The Institute will be issuing each student the MIT card by Feb. 18, according to Kenneth R. Wisentaner, associate director of housing and food services. The MIT card is an expansion of the current Student Services Card. The new card will be used for identification, meal purchases, dormitory access, and library privileges.

Although there have been no major problems with the system, there is some concern about its effectiveness compared with mechanical locks. In addition, the new system conflicts with the beliefs of some Jewish students.

All dormitories will use system

Several dormitories already have electronic access: Green Hall, MacGregor House, McCormick Hall, New House, and Next House. Card readers are currently set up and being tested at Baker House, Bexley Hall, Burton House, Random Hall, and the other graduate dormitories. MIT is also planning to install card readers at East Campus and Senior House.

At Random Hall, the card readers outside each of the two exterior doors are a cause of concern. Some students say that there may not be enough security because the locks will be removed from the interior set of doors.

"In order to check delivery people, desk workers must let people in the outside door. Once they are in the first set of doors, there is nothing to prevent them from going in further," said Erika K. Schutte '95, Random Hall president.

"I would prefer that the card reader was on the inside door, leaving the outside door unlocked," Schutte said. She added that the glass window in the outside door can be broken.

The card key system has also experienced some physical problems. Last semester, soda spilled on a card reader at MacGregor caused enough damage to require replacement.

At New House, the card reader is occasionally not in service. One night, "a night watchman had to stay at desk to let students in," according to Cynthia L. Hayward '94.

At least it "cuts down on the [number of] cards I'll have to carry," said Susan Tsai '97.

Eventually, MIT hopes to add other services to the MIT Card, such as athletic, parking, and photocopying services, Wisentaner said.

Students' photographs will be taken from Graphic Arts, which currently stores them in a digital database, Wisentaner said.

Some Sabbath-observant Jews concerned

The card key system has caused concern for part of the MIT Jewish community. Some Sabbath-observant Jews will not be able to use the card readers at doors because an electric switch is activated when the magnetic card is used.

The Housing Office has approached Hillel with the problem, and "we worked together to produce a solution," said Hillel Director Miriam Rosenblum.

Those students can request to use a key on an exterior door, according to Rosenblum. "The student will have a written agreement to use the key only when necessary on Friday nights and Saturdays," said Ben Gordon '93.

UA investigates card

The Undergraduate Association formed the Committee on Card Key Access "to evaluate and better understand the exact nature and implications of the card key system, especially those related to privacy concerns," said Raajnish A. Chitaley '95, UA treasurer.

Jeremy H. Brown '94, a member of the UA card key committee, investigated the technical aspects of the system. In particular, he wanted to "find out if it was a secure system from malicious hacks" and if it was more secure than the original locks on the doors.

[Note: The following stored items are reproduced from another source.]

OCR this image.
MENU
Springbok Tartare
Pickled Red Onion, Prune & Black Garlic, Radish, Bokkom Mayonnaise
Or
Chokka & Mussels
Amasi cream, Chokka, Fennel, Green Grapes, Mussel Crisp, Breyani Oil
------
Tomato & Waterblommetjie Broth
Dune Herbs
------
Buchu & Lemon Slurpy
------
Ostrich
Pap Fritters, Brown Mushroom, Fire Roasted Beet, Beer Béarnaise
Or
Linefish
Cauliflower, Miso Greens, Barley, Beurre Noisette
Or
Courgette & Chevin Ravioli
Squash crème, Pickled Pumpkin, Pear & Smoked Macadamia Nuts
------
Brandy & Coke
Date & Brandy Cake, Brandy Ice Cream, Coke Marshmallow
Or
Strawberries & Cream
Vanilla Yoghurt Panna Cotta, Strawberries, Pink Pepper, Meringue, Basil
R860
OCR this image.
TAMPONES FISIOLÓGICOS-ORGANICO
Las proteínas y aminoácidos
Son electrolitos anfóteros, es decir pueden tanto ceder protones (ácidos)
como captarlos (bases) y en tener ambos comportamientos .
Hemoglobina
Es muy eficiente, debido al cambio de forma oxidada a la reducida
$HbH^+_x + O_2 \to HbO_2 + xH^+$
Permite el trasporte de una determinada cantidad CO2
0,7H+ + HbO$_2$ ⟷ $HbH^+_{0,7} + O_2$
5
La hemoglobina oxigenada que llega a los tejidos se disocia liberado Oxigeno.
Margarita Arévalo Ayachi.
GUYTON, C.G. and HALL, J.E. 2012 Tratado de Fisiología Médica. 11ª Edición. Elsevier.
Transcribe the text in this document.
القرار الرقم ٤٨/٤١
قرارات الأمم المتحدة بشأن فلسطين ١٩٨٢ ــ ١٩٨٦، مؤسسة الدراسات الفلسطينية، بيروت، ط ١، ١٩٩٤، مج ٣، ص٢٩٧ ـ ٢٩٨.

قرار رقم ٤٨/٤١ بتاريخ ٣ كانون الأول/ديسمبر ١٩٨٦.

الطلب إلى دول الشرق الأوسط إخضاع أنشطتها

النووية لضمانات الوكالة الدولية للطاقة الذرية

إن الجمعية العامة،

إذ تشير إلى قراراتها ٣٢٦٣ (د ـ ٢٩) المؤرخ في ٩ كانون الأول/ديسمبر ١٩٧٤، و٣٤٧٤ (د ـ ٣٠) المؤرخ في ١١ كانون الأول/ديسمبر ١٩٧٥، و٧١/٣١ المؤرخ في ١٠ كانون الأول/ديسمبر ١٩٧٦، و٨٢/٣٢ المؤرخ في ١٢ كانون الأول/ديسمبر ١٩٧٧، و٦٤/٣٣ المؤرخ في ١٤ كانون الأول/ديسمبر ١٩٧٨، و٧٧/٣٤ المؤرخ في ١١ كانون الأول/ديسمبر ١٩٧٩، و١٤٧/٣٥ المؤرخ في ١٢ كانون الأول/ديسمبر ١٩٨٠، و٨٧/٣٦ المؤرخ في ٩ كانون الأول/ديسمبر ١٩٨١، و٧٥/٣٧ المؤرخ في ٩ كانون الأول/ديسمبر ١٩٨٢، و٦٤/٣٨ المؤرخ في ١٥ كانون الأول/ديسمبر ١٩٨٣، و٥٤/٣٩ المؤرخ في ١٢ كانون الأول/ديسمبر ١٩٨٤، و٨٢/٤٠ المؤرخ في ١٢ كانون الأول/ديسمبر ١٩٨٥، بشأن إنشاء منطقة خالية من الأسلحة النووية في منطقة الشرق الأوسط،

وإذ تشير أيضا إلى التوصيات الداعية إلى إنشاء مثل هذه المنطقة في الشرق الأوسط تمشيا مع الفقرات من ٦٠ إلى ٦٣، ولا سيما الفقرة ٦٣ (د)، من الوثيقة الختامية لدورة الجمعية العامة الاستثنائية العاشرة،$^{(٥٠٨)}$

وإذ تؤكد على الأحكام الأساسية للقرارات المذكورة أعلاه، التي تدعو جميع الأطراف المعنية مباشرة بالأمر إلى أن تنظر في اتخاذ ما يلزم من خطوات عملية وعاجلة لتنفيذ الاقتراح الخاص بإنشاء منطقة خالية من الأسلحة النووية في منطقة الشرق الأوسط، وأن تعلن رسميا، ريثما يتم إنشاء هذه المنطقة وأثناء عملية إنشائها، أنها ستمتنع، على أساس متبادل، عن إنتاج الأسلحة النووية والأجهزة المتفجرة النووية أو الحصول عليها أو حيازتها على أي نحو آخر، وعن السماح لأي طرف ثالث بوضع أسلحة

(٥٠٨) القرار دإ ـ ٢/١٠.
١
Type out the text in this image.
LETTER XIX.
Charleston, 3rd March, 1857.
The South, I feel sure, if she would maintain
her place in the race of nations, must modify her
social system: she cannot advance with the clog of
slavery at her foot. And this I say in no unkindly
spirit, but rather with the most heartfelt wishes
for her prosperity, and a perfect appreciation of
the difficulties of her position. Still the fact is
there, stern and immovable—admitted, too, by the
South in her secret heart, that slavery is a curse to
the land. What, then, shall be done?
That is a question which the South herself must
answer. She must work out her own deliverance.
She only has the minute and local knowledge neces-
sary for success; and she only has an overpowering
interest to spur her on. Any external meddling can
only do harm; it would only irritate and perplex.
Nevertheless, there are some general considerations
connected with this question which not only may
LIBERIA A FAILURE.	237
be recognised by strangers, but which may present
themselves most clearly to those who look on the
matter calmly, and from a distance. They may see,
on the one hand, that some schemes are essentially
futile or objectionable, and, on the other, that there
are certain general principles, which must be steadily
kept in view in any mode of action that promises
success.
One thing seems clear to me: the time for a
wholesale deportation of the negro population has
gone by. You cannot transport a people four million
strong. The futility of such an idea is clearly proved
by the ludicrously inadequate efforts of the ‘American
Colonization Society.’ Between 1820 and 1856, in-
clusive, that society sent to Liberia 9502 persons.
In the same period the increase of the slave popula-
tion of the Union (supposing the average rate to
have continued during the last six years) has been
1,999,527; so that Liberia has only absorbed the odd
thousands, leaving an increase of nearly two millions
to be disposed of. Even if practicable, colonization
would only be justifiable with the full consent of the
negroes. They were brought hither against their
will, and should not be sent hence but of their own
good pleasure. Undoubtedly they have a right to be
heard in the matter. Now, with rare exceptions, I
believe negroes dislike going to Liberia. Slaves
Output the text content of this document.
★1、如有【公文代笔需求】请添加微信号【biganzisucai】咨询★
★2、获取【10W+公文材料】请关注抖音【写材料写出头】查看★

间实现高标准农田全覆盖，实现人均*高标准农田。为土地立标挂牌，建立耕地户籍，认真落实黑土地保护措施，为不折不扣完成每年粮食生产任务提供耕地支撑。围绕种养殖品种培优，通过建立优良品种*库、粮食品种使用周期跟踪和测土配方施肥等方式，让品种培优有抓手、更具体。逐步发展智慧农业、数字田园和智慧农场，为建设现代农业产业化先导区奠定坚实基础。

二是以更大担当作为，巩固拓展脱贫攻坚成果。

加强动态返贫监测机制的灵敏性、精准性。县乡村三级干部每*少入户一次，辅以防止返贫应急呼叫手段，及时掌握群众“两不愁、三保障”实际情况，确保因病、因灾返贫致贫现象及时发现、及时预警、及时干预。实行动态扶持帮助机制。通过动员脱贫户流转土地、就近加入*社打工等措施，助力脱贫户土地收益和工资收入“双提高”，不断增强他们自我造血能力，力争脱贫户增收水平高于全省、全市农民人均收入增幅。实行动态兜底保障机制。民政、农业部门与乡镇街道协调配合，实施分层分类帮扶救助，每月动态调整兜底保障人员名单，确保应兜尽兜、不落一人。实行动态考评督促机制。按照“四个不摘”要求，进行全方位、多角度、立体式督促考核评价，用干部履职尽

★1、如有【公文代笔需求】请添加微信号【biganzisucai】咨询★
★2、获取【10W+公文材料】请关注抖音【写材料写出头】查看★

Brown found various problems with the card key system. "The card readers are not as physically robust as the [mechanical] locks," he said. He cited the incident where the MacGregor card reader was damaged.

Brown also expressed concern about the capacity for the readers to log card usage. Only the Campus Police are planning to keep records on campus parking lot access once readers are operational, Wisentaner said.

He added that MIT would not record card users' entrances into dormitories.

Still, it will be easy for the administration to change their minds, Brown said.

"Putting many services on one card is a hazard. ... Some malicious student can wreak havoc on your life," Brown said.

Many students were ambivalent over the use of the MIT Card. "I never had any problems, but it's a bad idea. If you lose it, you lose everything," said Mario A. M. Yearwood '96.

Brown pointed out that the card can only be cancelled during business hours at the card office in Bldg. E32. This lag time defeats the security advantages of the card, he said.